The demand for energy generation has increased sensibly over the last few years, as well as the need to reduce its impact on the environment. Fuel cell systems are one of the most promising technologies that can help to achieve these objectives.
The main characteristics of fuel cells are their lower noise, pollution emission and their higher energy conversion efficiency (40% and higher) compared to most conventional thermomechanical-based power generation processes (only 25% to 30% at best). However, major developments are still required to reach the performance where fuel cells can be widely commercialized. The performance and life optimization remain very challenging issues as regards the design and manufacturing of fuel cells.
Among the existing fuel cell systems, planar Solid Oxide Fuel Cell (SOFC) is a promising technology that offers a clean alternative to fossil fuels due to its high kinetic activity, its fuel flexibility and its fuel reforming within the cell unit.
The major drawback of this technology is the high operating temperature that can lead to complex materials problems, including residual mechanical stresses due to the different thermal expansion coefficients of the cell components.
To overcome these limitations, in this research project it was proposed to optimize SOFC components to both improve their mechanical reliability and energy conversion performance.
To this end, the optimized porous SOFC microstructure should present sufficient porosity and high connectivity between pores to allow the transit of fuel and oxygen to the cell active sites.

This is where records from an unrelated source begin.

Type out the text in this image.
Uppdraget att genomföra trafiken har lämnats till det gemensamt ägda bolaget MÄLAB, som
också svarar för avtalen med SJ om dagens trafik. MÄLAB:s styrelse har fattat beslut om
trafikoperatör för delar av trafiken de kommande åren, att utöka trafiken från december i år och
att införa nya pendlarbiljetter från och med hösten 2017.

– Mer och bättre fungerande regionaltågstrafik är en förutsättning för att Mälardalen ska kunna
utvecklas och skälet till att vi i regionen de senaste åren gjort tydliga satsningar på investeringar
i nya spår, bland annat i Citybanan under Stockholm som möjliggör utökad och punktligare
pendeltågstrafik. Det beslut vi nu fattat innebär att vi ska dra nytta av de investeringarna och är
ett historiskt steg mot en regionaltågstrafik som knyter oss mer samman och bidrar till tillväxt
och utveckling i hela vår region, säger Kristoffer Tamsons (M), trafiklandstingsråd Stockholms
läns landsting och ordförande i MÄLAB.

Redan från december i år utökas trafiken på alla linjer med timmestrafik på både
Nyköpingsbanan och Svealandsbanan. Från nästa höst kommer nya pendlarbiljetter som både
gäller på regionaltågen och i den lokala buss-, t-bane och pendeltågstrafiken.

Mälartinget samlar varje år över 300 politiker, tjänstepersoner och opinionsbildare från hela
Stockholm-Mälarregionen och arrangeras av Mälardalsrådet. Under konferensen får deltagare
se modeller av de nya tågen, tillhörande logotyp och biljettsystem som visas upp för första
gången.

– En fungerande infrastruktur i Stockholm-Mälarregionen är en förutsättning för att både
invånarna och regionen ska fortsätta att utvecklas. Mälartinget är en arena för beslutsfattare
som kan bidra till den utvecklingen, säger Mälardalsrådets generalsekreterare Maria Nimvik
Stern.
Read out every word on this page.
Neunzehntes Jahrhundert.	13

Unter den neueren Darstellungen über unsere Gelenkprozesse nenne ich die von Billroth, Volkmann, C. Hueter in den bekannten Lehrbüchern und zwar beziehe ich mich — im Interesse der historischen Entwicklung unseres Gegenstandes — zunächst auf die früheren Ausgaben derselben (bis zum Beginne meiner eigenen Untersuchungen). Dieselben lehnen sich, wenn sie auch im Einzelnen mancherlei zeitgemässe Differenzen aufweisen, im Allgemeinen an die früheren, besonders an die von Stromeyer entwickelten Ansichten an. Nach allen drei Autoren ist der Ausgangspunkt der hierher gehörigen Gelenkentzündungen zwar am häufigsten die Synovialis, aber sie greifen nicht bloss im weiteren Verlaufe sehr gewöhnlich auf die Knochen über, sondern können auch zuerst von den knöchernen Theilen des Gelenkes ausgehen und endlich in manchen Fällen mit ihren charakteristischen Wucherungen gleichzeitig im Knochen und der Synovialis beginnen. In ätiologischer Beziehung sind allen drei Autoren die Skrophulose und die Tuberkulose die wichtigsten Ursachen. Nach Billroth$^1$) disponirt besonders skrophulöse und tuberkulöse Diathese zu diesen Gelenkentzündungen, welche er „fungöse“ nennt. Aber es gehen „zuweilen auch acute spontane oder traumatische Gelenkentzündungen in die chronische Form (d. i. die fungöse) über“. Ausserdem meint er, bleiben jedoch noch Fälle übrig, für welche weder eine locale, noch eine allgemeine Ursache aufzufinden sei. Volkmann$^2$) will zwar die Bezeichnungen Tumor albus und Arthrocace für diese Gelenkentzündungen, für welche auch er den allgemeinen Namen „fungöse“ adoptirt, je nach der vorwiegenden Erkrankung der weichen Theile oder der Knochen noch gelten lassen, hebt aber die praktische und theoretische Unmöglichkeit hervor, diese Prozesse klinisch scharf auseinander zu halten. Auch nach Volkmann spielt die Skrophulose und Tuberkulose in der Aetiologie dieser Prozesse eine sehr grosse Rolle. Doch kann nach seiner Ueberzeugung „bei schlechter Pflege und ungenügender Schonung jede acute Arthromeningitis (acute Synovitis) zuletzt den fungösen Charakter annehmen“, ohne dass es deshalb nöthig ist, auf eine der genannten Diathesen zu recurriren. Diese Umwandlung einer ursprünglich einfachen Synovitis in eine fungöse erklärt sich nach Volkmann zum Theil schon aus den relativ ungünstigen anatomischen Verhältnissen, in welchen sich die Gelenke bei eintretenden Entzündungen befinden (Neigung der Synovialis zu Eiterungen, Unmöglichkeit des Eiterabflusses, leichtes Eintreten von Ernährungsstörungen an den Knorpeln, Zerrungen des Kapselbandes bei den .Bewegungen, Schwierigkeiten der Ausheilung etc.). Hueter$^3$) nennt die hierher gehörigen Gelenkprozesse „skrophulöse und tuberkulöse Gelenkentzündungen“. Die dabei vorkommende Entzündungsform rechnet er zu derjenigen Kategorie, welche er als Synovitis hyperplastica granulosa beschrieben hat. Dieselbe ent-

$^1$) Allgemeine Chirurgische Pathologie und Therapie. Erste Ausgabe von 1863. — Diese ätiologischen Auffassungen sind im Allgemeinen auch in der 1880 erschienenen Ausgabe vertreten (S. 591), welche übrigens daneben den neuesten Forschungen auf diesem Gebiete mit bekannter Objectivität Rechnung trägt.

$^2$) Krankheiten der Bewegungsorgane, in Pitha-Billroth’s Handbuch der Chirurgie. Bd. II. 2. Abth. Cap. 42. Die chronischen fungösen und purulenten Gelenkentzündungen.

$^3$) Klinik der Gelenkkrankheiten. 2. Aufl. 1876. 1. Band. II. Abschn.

Further, this optimized SOFC unit should present an optimized mechanical and transport properties to improve its mechanical reliability and energy conversion efficiency.
The outcome of this research project is the development of a new generation of SOFC, with an optimized anode and cathode porous microstructure, that leads to higher energy conversion and higher life expectancy. As far as academic results are concerned, two Ph.D. theses have been carried out during the research project.